Seneca, Moral Letters 32.3


Would you know what makes men greedy for the future? It is because no one has yet found himself. Your parents, to be sure, asked other blessings for you; but I myself pray rather that you may despise all those things which your parents wished for you in abundance. Their prayers plunder many another person, simply that you may be enriched. Whatever they make over to you must be removed from someone else.
 
I pray that you may get such control over yourself that your mind, now shaken by wandering thoughts, may at last come to rest and be steadfast, that it may be content with itself and, having attained an understanding of what things are truly good—and they are in our possession as soon as we have this knowledge—that it may have no need of added years. 
 
He has at length passed beyond all necessities—he has won his honorable discharge and is free—who still lives after his life has been completed. Farewell. 

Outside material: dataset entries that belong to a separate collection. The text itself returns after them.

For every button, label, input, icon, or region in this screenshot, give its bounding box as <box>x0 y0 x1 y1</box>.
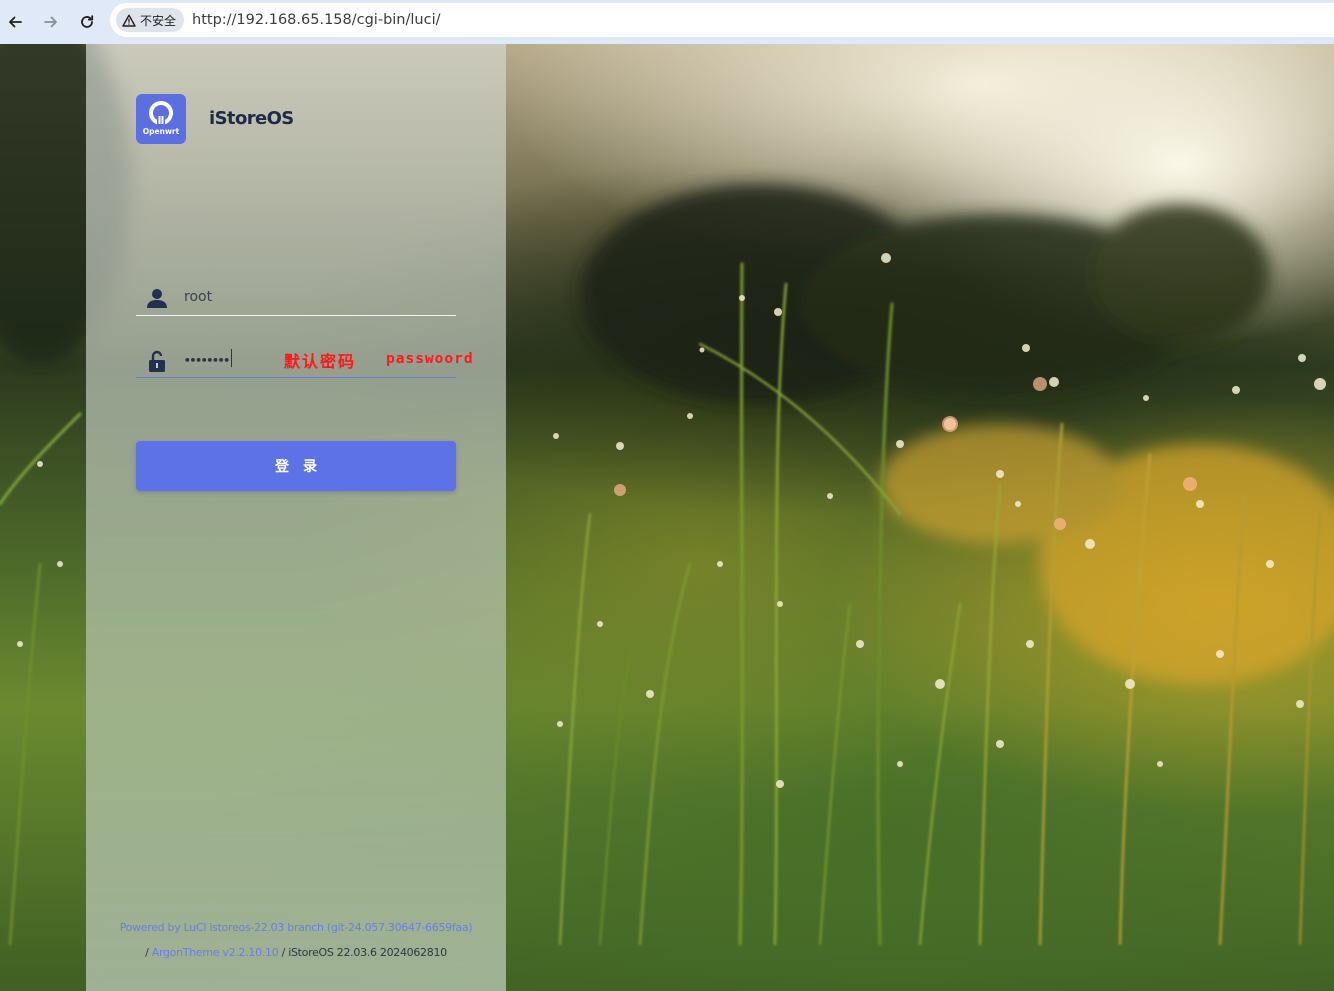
back-button[interactable] <box>0 7 30 37</box>
footer-version: / ArgonTheme v2.2.10.10 / iStoreOS 22.03… <box>86 946 506 959</box>
reload-icon <box>81 15 94 28</box>
openwrt-logo: Openwrt <box>136 94 186 144</box>
power-ring-icon <box>149 101 173 126</box>
unlock-icon <box>149 350 165 372</box>
user-icon <box>147 289 167 308</box>
url-text[interactable]: http://192.168.65.158/cgi-bin/luci/ <box>192 12 440 28</box>
password-annotation: passwoord <box>386 351 474 367</box>
username-field[interactable]: root <box>136 280 456 316</box>
footer-prefix: / <box>145 946 152 959</box>
arrow-right-icon <box>44 16 57 28</box>
argon-theme-link[interactable]: ArgonTheme v2.2.10.10 <box>152 946 279 959</box>
password-input[interactable]: •••••••• <box>184 354 230 367</box>
browser-toolbar: 不安全 http://192.168.65.158/cgi-bin/luci/ <box>0 0 1334 44</box>
login-panel: Openwrt iStoreOS root •••••••• 默认密码 pass… <box>86 44 506 991</box>
footer-version-text: / iStoreOS 22.03.6 2024062810 <box>278 946 448 959</box>
security-label: 不安全 <box>140 13 177 28</box>
text-caret <box>231 349 232 367</box>
brand-name: iStoreOS <box>209 108 294 129</box>
warning-triangle-icon <box>122 14 136 27</box>
username-input[interactable]: root <box>184 289 212 305</box>
luci-link[interactable]: Powered by LuCI istoreos-22.03 branch (g… <box>120 921 473 934</box>
address-bar[interactable]: 不安全 http://192.168.65.158/cgi-bin/luci/ <box>110 3 1334 37</box>
login-button[interactable]: 登录 <box>136 441 456 491</box>
footer-powered-by: Powered by LuCI istoreos-22.03 branch (g… <box>86 921 506 934</box>
default-password-annotation: 默认密码 <box>284 352 357 371</box>
forward-button[interactable] <box>36 7 66 37</box>
security-chip[interactable]: 不安全 <box>116 8 185 32</box>
reload-button[interactable] <box>72 7 102 37</box>
logo-caption: Openwrt <box>142 127 180 136</box>
arrow-left-icon <box>9 16 22 28</box>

—from Seneca, Moral Letters 32 
 
The tree is content to grow in its spot of soil and to taste of the sun, simply being a tree. The bird is content to live in the branches of the tree and to nibble on some of its fruit, simply being a bird. 
 
And a man feels the need to cut down all the trees and to hunt down all the birds, because he has not yet learned to be content with simply being a man. He is gifted with reason so he might freely be aware of his own nature, and yet in choosing ignorance he is frantically grasping at anything and everything beyond himself.
 
My lust for continual acquisition and consumption is built upon the premise that success always requires defeating someone else, which in tun arises from my failure to recognize the good that is already within my soul. I rely on the promise that, somewhere down the line, everything will eventually fall into place for me, the whole time forgetting how no amount of hoarding will ever make a man any better. 
 
Most of our parents did it, and now most of us are following the same path: the first twenty years spent just preparing to enter the fray, then another twenty years of fighting to climb the ladder, then another twenty years of kicking at anyone who is still at your heels, then a final twenty years of watching all those vanities fade away. 
 
It doesn’t sound so appealing when you strip away the glamor. And now try sleeping at night when you remember how many people you abused, betrayed, and abandoned during your glorious journey. 
 
Pursue it if you believe you must, but I will go a different route. I work in humdrum ways to treat each moment with appreciation, and to advance with tiny steps toward a time when I no longer feel the longing for more time. Did I do it with all the understanding and love at my disposal? Then it hardly matters where it happened, who noticed it, or how long it lasted. 
 
Some would insist that freedom means getting everything you want, while others are wise enough to know that freedom means being relieved of any further want.